The rising temperatures on our planet are having the same effects.
As Native American Chief Seattle said: “Humankind has not woven the web of life. We are but one thread within it. Whatever we do to the web, we do to ourselves. All things are bound together. All things connect.”
Or, as some graffiti I saw long ago said: “What we do to the earth we do to ourselves.”
The whole is greater than the sum of its parts. In our bodies every cell functions independently, interdependently and co-dependently. The same is true for all aspects of our planet. This is the concept of holism expressed in the Gaia Theory.

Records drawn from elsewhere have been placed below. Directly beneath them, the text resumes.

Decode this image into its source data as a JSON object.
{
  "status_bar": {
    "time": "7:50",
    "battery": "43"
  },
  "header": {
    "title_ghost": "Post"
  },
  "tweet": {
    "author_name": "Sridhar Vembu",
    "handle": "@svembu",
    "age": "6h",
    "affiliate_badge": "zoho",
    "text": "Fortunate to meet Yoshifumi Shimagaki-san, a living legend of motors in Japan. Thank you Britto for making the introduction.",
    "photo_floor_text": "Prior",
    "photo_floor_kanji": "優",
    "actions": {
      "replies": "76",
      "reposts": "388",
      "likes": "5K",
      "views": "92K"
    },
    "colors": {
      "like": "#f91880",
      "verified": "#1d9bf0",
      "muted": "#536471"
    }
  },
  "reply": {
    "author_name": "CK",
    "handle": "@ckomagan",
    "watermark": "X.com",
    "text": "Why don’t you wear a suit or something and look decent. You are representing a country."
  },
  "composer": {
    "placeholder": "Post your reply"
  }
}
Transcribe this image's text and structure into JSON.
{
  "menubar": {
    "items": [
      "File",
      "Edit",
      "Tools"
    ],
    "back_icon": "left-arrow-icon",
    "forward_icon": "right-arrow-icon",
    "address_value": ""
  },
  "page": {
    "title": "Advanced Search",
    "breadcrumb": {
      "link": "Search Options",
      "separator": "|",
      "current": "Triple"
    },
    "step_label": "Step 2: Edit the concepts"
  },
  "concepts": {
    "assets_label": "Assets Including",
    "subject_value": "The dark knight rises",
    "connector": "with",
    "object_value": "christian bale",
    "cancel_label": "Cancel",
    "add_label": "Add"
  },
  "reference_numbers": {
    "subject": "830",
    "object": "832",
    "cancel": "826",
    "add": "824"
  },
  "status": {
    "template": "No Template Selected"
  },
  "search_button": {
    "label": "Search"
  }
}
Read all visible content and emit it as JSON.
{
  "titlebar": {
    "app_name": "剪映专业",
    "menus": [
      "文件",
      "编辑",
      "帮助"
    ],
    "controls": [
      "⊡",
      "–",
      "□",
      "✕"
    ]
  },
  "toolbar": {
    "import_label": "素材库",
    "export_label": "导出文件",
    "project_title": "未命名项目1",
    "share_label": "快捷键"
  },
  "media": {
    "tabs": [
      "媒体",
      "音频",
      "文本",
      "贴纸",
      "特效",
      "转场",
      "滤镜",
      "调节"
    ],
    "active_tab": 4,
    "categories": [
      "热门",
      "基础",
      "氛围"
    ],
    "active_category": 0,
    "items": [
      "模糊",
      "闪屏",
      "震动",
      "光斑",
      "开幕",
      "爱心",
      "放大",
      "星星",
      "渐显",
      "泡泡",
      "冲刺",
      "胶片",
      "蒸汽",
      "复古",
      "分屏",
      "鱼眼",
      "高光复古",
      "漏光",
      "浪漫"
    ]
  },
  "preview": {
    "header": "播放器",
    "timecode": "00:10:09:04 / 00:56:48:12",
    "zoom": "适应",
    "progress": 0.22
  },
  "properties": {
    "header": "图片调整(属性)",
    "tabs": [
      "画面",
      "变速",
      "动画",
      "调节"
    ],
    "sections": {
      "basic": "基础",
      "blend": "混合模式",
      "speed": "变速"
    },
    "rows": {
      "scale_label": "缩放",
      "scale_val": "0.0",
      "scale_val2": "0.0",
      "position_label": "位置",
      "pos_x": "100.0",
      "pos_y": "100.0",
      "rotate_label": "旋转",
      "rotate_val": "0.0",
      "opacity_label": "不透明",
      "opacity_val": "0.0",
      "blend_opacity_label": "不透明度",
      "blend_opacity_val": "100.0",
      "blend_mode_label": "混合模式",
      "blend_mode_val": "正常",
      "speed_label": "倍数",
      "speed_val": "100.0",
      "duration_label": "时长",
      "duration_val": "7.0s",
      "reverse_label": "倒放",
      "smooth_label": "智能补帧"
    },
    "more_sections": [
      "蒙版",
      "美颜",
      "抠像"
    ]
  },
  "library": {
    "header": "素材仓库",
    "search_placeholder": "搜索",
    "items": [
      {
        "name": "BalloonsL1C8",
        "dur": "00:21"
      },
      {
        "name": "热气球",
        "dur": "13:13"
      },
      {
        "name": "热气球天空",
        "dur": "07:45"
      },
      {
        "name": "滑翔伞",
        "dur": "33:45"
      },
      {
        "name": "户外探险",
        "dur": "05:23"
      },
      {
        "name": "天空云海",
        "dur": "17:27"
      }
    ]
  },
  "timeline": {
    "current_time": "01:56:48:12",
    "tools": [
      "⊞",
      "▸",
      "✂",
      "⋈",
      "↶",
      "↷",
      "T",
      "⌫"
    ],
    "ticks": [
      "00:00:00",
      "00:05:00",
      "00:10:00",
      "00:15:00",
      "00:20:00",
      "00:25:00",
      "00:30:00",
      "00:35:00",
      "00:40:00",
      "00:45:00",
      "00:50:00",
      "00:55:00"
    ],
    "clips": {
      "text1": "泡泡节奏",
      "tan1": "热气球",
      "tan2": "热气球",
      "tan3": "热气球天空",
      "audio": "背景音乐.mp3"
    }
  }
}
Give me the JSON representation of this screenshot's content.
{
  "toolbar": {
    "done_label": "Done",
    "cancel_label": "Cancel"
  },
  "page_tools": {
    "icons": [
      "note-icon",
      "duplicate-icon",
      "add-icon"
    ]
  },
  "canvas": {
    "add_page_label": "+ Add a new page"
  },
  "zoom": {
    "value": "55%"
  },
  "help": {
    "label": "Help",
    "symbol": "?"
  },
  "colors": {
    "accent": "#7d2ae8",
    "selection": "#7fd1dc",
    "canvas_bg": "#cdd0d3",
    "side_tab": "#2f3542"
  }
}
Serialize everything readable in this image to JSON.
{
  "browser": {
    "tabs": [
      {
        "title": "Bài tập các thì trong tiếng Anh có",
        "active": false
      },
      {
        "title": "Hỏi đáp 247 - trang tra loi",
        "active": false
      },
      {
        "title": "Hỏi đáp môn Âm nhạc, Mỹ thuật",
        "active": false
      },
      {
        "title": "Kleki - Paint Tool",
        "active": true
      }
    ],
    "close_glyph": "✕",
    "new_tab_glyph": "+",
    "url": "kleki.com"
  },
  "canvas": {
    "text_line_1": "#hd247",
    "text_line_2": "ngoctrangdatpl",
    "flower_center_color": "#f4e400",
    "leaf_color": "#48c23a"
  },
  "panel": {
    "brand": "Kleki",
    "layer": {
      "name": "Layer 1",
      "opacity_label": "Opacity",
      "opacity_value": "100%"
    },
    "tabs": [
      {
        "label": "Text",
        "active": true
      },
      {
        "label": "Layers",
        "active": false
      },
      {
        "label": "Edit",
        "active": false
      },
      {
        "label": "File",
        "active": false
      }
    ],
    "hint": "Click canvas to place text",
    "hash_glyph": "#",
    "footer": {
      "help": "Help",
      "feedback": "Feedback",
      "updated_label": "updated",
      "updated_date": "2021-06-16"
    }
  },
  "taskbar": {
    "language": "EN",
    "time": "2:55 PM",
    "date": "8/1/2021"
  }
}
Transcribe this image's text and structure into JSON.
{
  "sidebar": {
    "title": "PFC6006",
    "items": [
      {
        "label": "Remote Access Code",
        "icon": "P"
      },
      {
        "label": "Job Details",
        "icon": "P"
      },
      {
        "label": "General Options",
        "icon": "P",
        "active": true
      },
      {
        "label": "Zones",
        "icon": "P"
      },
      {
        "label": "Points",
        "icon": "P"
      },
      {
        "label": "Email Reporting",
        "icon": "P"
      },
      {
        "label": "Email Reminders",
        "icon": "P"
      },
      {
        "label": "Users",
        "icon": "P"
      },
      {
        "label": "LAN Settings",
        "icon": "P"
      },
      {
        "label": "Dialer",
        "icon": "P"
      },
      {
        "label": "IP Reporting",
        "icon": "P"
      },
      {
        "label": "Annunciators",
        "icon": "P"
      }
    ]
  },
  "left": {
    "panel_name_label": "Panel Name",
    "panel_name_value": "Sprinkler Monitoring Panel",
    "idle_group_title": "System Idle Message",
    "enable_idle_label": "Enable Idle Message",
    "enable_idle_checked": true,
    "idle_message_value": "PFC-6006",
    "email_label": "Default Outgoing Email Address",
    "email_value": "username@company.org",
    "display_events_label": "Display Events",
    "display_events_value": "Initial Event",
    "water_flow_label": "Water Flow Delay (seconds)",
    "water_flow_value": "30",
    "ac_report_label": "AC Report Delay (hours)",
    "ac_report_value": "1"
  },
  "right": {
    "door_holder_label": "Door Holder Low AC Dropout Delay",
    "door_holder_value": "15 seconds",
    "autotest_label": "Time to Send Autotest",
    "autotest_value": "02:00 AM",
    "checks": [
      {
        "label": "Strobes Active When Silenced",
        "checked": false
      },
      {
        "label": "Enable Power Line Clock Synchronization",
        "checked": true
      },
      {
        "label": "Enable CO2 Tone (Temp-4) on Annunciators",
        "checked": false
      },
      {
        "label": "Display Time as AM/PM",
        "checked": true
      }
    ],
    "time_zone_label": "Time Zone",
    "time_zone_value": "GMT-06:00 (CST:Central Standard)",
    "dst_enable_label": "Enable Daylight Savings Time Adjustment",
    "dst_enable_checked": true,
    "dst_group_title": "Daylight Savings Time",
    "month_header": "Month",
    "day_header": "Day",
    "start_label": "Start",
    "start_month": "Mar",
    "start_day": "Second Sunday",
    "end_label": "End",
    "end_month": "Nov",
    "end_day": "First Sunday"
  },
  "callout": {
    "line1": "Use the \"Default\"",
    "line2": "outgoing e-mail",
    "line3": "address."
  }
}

But, how can we expect someone who eats chemical foods, smokes, lives a sedentary indoor life and routinely consumes drugs for what ails them; someone who has no respect for the delicate balance of their own ecosystem, to understand that the melting of the polar ice caps and the loss of species has implications for the planet’s ability to support life on earth?
As author Micheal Pollan wrote in The Omnivore’s Dilemma: Nature's default is health. If we stop the devastation, and if it hasn’t gone too far, nature will restore the balance to support life on the planet.
Make no mistake about it: the planet is not in peril. Life on the planet, as we know it, is.
If you stop the devastation of your body with unnatural and toxic chemicals and give your body what needs in a pure and sufficient quantity, the inevitable result is improved health.
To save life on our planet, we must first save ourselves.